Cediendo a la tentación de tocarla, tranquilizarla y abrazarla, dio un paso hacia ella, que retrocedió hasta el borde del agua, levantando las manos en un gesto de rechazo.
—Anoche pasé mucho tiempo preguntándome por qué habías accedido a marcharte sin discutir. No encajaba con un hombre que siempre va por lo que quiere. Ahora lo entiendo. Ya habías planeado esto. Bromeaste sobre ataduras, fuerza y secuestro…
—Espera un segundo —interrumpió él.
—Pero no te hizo falta recurrir a la fuerza, ¿verdad? —siguió ella—. Era mucho más fácil manipular mis emociones.
Enviarme pastillas contra el mareo, ser atento en el barco y
culminar la escena con la historia de Mac. ¿Sabes qué?

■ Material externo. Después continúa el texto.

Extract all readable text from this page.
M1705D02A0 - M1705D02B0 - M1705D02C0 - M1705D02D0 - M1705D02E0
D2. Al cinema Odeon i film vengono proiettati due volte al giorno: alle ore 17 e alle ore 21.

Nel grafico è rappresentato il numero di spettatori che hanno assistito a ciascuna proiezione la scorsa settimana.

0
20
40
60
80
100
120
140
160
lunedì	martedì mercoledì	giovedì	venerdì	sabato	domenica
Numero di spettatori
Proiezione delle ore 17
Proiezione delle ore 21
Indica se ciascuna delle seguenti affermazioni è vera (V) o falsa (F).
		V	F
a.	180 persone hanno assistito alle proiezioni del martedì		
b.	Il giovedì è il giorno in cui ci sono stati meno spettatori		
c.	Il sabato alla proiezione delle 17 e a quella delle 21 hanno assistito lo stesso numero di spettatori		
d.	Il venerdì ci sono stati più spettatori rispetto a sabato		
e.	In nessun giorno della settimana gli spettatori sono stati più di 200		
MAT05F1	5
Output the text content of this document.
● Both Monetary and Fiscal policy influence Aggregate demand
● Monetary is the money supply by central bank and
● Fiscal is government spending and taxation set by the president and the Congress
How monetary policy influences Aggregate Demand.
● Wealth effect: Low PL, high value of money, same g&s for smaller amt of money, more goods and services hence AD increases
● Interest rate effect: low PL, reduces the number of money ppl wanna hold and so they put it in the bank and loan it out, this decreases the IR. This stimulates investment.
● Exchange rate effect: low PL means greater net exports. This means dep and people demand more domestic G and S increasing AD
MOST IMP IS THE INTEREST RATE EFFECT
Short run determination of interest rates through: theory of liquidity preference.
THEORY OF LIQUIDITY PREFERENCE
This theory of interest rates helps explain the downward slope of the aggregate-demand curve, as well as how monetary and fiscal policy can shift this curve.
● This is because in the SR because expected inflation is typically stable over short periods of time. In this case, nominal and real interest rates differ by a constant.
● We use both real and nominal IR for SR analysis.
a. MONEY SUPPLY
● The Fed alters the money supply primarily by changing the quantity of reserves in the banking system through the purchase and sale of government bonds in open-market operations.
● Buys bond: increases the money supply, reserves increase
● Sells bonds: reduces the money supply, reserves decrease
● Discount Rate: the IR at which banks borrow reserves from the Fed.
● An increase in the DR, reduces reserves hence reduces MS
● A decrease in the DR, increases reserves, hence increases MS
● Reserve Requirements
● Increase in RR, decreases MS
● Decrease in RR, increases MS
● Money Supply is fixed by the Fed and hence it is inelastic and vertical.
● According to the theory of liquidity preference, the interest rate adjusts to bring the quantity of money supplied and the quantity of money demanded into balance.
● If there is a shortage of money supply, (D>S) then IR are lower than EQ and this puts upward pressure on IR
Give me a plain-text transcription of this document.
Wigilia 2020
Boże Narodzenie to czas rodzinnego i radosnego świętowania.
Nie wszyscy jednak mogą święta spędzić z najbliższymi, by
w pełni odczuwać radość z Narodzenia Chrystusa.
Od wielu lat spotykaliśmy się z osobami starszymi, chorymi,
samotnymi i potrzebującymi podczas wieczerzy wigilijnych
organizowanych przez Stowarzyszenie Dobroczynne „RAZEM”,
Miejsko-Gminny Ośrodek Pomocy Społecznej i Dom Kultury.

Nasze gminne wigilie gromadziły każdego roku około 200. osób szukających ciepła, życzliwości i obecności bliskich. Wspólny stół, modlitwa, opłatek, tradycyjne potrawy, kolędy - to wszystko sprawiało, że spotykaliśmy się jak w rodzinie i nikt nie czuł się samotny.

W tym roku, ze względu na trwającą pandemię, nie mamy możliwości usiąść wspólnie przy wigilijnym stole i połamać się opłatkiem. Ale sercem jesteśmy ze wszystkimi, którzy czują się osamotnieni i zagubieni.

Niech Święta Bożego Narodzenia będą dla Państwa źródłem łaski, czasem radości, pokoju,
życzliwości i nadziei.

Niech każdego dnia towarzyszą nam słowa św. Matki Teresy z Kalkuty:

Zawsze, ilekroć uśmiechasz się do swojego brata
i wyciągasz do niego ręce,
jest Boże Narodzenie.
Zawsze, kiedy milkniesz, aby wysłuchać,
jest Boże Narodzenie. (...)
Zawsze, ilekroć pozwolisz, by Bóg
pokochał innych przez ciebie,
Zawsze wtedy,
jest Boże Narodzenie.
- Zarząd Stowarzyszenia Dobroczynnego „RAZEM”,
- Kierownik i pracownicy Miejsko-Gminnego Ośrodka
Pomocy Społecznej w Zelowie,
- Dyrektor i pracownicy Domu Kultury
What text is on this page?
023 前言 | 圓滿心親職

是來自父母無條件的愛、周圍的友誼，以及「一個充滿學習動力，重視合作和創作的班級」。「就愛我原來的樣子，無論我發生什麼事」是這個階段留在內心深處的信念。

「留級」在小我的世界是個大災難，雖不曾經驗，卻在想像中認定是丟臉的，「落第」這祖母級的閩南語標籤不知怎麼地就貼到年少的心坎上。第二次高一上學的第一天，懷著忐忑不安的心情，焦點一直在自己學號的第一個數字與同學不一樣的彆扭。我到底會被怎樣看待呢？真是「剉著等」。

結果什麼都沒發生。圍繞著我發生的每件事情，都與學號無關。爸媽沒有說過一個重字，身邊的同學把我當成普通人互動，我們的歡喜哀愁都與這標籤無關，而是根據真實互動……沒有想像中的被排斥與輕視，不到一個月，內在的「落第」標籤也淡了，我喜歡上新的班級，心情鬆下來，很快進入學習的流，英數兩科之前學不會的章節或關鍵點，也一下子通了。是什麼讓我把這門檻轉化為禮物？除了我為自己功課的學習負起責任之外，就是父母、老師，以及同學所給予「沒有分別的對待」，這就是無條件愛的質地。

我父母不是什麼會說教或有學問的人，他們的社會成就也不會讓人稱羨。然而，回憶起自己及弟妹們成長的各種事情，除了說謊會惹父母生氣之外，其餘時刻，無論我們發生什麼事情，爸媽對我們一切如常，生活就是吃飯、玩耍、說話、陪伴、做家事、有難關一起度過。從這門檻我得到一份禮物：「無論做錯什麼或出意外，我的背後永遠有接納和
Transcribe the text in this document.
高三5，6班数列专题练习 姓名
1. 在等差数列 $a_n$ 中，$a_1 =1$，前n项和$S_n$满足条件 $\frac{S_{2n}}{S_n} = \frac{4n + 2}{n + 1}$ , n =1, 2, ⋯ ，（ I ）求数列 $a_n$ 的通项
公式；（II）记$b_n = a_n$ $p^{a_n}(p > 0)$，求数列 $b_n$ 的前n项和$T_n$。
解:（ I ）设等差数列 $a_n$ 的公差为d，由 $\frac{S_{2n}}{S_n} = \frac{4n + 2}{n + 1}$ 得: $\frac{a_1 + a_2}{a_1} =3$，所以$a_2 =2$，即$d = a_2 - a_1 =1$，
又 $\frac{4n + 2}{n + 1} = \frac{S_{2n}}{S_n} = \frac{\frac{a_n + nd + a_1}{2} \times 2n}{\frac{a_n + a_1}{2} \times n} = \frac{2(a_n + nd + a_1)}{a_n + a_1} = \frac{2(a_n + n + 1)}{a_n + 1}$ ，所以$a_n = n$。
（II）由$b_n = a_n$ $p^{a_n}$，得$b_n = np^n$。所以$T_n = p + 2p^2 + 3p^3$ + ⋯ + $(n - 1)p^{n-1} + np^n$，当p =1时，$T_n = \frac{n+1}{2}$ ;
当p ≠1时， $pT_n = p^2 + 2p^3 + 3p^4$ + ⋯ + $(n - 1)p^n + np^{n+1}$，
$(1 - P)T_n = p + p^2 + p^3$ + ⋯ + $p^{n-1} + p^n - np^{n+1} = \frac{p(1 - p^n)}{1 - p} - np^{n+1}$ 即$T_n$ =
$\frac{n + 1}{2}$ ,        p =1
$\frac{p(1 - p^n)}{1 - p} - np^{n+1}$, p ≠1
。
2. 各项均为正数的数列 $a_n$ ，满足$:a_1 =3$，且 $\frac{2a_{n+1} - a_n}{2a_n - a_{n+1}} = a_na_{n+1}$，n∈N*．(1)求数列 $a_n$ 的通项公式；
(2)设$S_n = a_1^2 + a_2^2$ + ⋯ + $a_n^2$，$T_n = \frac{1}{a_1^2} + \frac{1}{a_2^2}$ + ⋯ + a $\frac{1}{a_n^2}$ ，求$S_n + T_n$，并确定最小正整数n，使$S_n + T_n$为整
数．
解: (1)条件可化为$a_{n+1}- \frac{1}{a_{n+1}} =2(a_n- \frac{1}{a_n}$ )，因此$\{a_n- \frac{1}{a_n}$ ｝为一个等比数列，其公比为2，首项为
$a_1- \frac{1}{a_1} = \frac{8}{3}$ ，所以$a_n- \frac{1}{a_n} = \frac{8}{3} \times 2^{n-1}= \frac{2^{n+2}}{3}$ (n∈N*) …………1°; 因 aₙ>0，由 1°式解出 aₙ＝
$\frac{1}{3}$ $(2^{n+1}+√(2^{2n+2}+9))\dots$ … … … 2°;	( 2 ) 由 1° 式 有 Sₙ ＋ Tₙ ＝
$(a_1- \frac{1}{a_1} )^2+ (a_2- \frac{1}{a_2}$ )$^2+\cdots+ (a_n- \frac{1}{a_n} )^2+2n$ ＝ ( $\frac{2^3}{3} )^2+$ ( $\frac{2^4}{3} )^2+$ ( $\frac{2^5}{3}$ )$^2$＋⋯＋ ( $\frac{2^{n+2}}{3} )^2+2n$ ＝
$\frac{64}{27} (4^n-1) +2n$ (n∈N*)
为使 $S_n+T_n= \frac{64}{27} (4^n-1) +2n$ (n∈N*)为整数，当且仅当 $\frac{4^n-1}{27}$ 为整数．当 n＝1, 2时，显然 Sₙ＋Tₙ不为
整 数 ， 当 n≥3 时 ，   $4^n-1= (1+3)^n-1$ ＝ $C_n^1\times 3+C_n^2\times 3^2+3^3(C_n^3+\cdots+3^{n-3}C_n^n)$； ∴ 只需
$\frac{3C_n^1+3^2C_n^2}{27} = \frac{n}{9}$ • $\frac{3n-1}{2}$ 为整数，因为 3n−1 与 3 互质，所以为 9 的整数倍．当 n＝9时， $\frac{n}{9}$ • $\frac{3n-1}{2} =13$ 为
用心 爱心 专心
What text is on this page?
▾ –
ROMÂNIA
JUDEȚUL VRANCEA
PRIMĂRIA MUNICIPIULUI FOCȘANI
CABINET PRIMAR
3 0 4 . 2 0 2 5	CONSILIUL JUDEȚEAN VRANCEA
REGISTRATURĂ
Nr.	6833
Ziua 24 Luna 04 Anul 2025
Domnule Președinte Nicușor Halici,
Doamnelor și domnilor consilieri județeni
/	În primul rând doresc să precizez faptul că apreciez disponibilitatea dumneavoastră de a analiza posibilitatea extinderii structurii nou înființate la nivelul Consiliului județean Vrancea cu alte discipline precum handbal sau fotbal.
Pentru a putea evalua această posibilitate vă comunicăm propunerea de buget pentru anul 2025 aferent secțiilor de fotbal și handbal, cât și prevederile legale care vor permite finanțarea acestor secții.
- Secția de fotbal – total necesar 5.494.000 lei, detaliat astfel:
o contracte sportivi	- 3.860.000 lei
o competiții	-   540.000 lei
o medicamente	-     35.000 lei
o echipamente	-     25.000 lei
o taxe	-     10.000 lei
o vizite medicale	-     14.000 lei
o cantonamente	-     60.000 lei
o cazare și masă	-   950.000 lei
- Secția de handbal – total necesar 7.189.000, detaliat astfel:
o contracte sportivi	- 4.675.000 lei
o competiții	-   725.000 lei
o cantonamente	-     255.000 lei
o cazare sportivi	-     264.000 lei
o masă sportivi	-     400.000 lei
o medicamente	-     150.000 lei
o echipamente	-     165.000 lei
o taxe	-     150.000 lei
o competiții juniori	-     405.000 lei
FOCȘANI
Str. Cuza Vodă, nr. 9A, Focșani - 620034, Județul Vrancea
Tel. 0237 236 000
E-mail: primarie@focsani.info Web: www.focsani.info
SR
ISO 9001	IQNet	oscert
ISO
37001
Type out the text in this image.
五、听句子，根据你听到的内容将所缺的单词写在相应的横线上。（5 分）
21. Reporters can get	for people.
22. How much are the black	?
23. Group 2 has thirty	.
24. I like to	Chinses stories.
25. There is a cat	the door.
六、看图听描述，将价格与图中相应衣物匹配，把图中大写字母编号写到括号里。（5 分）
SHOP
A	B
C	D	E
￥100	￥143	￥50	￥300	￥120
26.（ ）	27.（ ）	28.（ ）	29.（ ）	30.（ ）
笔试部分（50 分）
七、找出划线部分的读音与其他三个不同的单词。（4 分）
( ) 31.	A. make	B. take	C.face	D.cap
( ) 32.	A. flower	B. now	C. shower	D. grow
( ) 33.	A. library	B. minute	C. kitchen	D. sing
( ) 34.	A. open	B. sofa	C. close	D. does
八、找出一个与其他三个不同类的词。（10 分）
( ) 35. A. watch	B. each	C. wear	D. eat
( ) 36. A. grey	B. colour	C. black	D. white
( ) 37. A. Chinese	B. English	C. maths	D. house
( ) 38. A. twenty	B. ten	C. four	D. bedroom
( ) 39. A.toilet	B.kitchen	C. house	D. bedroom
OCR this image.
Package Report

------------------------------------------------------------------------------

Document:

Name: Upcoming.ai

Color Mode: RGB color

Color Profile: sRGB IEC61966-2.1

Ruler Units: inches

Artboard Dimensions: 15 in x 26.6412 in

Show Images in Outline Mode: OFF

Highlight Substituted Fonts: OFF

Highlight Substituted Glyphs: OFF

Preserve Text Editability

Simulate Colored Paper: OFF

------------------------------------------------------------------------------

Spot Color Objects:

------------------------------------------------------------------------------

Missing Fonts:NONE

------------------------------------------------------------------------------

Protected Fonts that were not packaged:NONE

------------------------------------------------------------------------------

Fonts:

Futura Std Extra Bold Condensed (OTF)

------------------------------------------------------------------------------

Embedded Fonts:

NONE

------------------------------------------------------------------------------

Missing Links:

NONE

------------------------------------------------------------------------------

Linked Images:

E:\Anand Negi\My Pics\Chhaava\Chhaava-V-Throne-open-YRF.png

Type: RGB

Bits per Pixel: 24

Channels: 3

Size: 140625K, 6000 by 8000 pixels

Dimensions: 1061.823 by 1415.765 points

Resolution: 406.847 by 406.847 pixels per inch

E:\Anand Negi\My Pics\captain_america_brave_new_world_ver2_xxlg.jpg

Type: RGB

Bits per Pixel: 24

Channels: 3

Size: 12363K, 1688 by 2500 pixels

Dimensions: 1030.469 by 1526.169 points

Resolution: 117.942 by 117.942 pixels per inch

Habría preferido que me trajeras a la fuerza. Al menos eso habría sido honesto.
—¿Crees que te he mentido?
—Creo que me has manipulado.
Pedro estrechó los ojos ante esa acusación.
—Después de cómo manipulasteis tu madre y tú a Carlisle, yo me lo pensaría antes de lanzar piedras desde una casa de cristal, Paula.
Tras un momento de silencio, ella alzó la barbilla y él vio que la decepción de antes se había transformado en desdén.
—¿Cuánto tiempo vas a tenerme prisionera?
—El que haga falta.
—¿Para?
—Impedir que te cases con Alex Carlisle.
El equipaje de Pedro, la bolsa de Paula y provisiones para su estancia ya habían sido enviadas a la casa que había en el acantilado más alto de la isla. La casa de madera en la que Mac había pasado su infancia se había convertido en la residencia del encargado. Hacía unos años, el complejo vacacional había añadido la lujosa cabaña de madera a la isla privada; el último refugio de la civilización, sin teléfonos, televisión o conexión de Internet.
—¿Has estado aquí alguna vez? —preguntó Pedro, reuniéndose con Paula en el amplio porche. La vista panorámica del agua incrementaba la sensación de aislamiento mayestático, de estar en el centro del turbulento océano sur. Ella no contestó y él lo dejó pasar. Suponía que se le pasaría el enfado, antes o después—. Me gustaría pedirte un pequeño favor.
—¿Un favor? —sonó casi como un insulto.
—Voy a ir a hacer unas fotos.
—Diviértete.
—Quiero llevarle fotos a Mac.
—¿No se te ocurrió la otra vez ? —lo miró con incredulidad—. Trajiste la cámara cuando viniste.
—Sí, tenía una cámara. Tenía fotos. Pasado.
—¿Te quitaron la cámara? —preguntó ella, comprendiendo de repente. Él no contestó.
—¿Me ayudarás con las fotos?
—¿Para qué necesitas mi ayuda?
—Mac quiere ver fotos de mí aquí.
—Ayudaré. Pero que sepas que lo hago por Mac, no como favor para ti.